A Taiwanese national and legally recognized permanent resident of Japan filed suit Monday with the Tokyo District Court against the Justice Ministry for rejecting his application for naturalization.
Hsiao-Ming Wu, a resident of Japan since 1979 and the son of a naturalized Japanese citizen, was informed verbally in March that he could not become a naturalized citizen because he had spent more than 180 days in 1997 outside of Japan. Wu’s application was officially turned down in May.
That a foreigner must spend a certain amount of time in Japan during the year of his application for naturalization is an internal rule within the ministry that is not publicly disclosed, said Wu’s lawyers. “This is clear evidence that there is black box in which the Justice Ministry sets its guidelines,” said Yuji Nanameki, one of Wu’s lawyers.

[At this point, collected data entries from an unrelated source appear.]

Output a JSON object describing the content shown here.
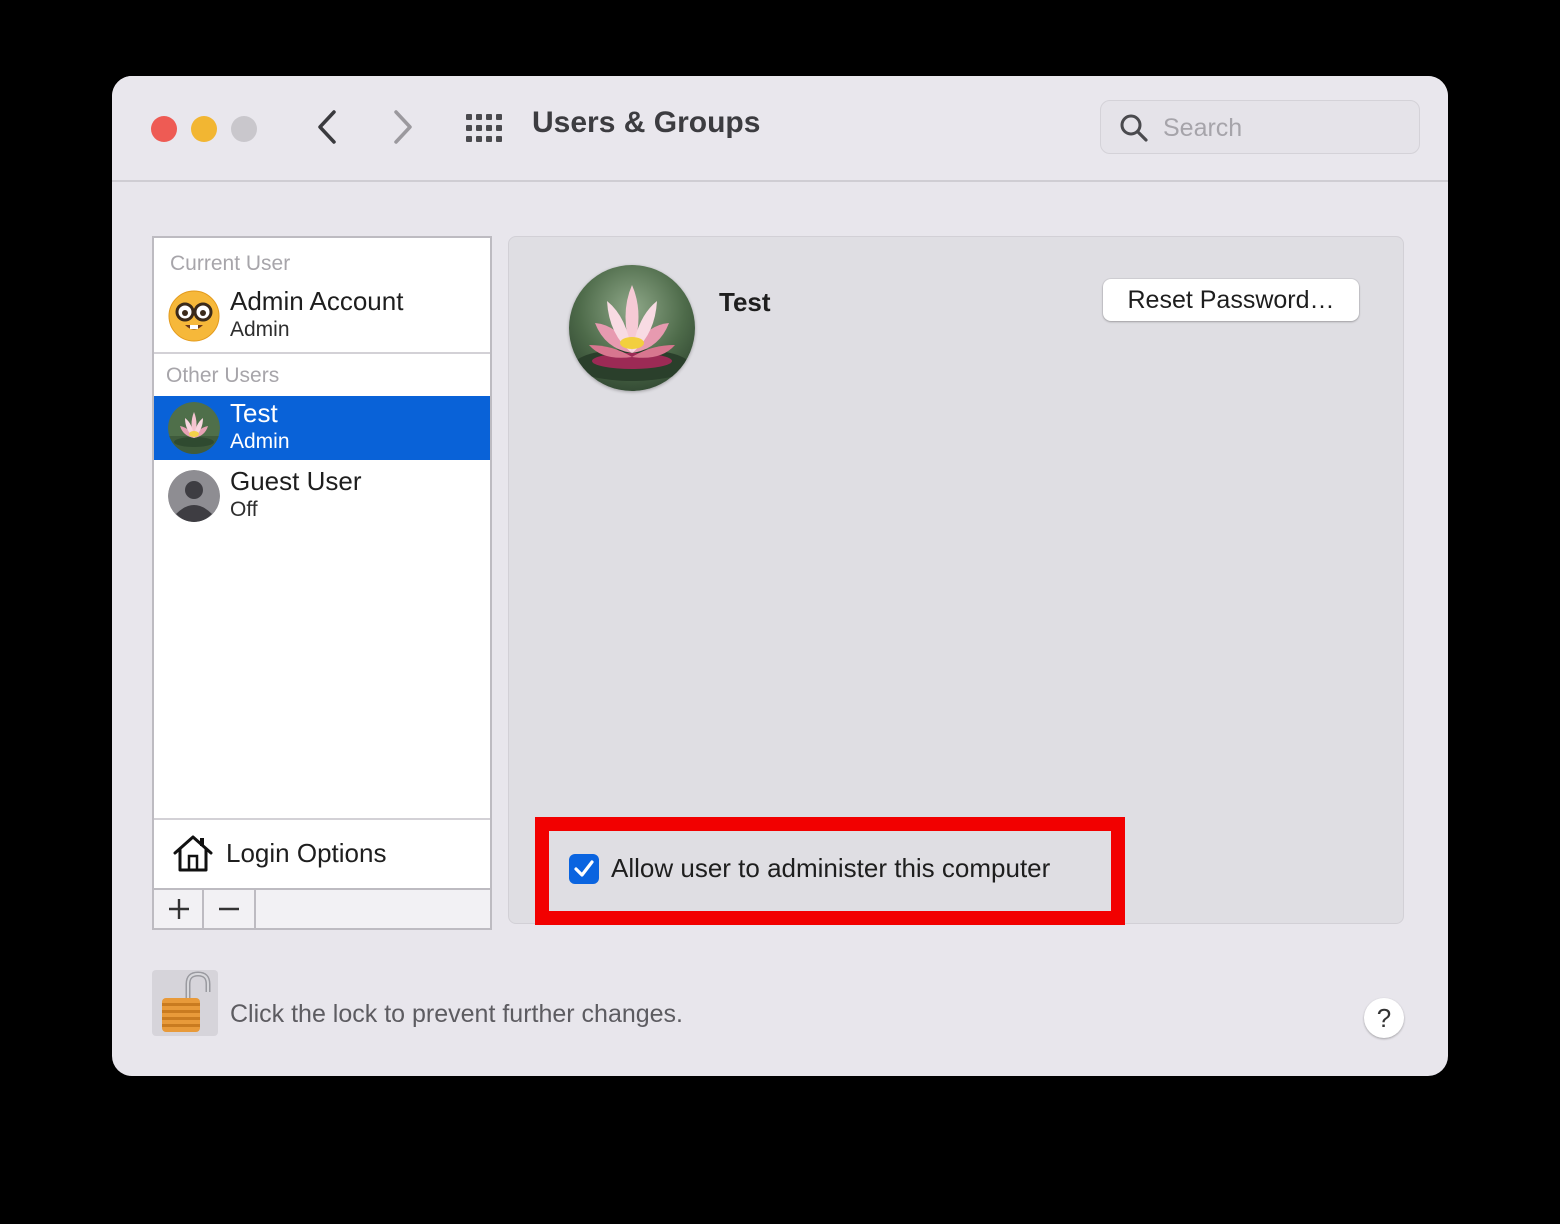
{
  "window": {
    "title": "Users & Groups"
  },
  "toolbar": {
    "back_icon": "chevron-left-icon",
    "forward_icon": "chevron-right-icon",
    "show_all_icon": "grid-icon",
    "search": {
      "placeholder": "Search",
      "value": ""
    }
  },
  "sidebar": {
    "current_user_header": "Current User",
    "current_user": {
      "name": "Admin Account",
      "role": "Admin",
      "avatar": "nerd-face-emoji"
    },
    "other_users_header": "Other Users",
    "other_users": [
      {
        "name": "Test",
        "role": "Admin",
        "avatar": "lotus-flower-photo",
        "selected": true
      },
      {
        "name": "Guest User",
        "role": "Off",
        "avatar": "person-silhouette-icon",
        "selected": false
      }
    ],
    "login_options": "Login Options",
    "add_icon": "plus-icon",
    "remove_icon": "minus-icon"
  },
  "detail": {
    "name": "Test",
    "reset_password": "Reset Password…",
    "allow_admin_label": "Allow user to administer this computer",
    "allow_admin_checked": true
  },
  "footer": {
    "lock_text": "Click the lock to prevent further changes.",
    "lock_icon": "unlocked-padlock-icon",
    "help_label": "?"
  },
  "colors": {
    "selection": "#0962d8",
    "highlight": "#f20000",
    "close": "#ee5b54",
    "minimize": "#f2b632",
    "checkbox": "#0a64e0"
  }
}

As president of a trading company, Wu says he is obliged to spend a significant portion of each year abroad on business, while his wife and 3-year-old son remain at the family’s Tokyo home.
The ministry failed to provide the applicant an opportunity to explain the reasons for their absence from the country, the lawyers said. “Such a practice by the ministry is discriminatory and violates applicants’ freedom to choose an occupation,” Wu’s lawyers said. “Policies like this prevent Japan from gaining the international mind set of foreigners who care for Japan and want to work and live here,” Wu said. “They are sad and must be changed.”